Why you should read this book: A brilliant and gripping story about fear and fearlessness, and the power of imagination to recreate reality. Jesse Aarons is the weird boy who draws funny pictures and dreams of being the fastest kid in fifth grade, a dream that is shattered by the arrival of newcomer Leslie Burke, a strange girl who upends his flat and joyless life and delivers him into a world of fantasy and magic. In the poetry of their young friendship, Jess comes alive to love and possibility through a story that touches readers in the deepest seat of emotion.

Why you shouldn't read this book: Like life, it will make you cry.

Tuesday, November 4, 2008

My Voice Will Go with You: The Teaching Tales of Milton H. Erickson

Edited and with Commentary by: Sidney Rosen

First line: "What you don't realize, Sid, is that most of your life is unconsciously determined."

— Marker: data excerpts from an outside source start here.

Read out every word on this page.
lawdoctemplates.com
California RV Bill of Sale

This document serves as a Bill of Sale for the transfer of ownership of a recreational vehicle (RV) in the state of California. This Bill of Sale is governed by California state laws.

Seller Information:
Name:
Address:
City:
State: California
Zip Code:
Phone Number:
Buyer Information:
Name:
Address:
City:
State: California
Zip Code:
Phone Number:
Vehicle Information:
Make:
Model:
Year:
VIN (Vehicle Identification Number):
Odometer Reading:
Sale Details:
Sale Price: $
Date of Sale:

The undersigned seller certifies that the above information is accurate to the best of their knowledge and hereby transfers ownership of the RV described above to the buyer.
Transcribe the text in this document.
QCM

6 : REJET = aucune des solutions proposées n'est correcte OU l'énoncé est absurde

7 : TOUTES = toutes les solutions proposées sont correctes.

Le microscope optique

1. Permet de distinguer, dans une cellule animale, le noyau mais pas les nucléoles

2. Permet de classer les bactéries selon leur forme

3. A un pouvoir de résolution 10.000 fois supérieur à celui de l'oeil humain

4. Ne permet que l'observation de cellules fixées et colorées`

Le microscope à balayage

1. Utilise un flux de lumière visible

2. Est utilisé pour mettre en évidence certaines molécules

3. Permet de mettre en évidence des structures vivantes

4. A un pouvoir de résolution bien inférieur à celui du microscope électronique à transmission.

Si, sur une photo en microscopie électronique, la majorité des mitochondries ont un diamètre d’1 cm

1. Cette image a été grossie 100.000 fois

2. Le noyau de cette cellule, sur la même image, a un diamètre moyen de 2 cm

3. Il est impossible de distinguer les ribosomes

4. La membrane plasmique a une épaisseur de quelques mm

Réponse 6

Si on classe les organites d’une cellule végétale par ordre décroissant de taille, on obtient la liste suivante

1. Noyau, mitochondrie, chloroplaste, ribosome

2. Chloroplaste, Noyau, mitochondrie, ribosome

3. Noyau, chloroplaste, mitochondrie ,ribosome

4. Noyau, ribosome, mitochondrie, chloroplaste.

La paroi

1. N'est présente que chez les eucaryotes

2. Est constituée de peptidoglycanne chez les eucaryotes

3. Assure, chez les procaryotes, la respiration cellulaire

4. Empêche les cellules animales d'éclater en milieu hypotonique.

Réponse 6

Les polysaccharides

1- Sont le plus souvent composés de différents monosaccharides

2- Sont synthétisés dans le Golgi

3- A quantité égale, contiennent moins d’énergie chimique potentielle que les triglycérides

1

Why you should read this book: Milton Erickson was a brilliant therapist who effected widespread change in many of his clients through hypnosis, reframing, startling powers of observation, reverse psychology, and other methods of delving into the psyche to diagnose, confront, and disperse the cause and symptoms of neurosis. This book presents many of his "teaching tales," small stories from real life that serve as uplifting instructional tales, hypnotic inductions, post-hypnotic suggestions, and persuasive reasoning that work on conscious and subconscious levels, along commentary categorizing the tales based on types of problems and solutions and explains how and why each method was effective for the client. Erickson's stories are uplifting, entertaining, funny, touching, and profound, presenting one message that is easily heard and other messages that burrow into the mind and create mental health stability from the inside out.

Why you shouldn't read this book: You're busy coddling your neuroses.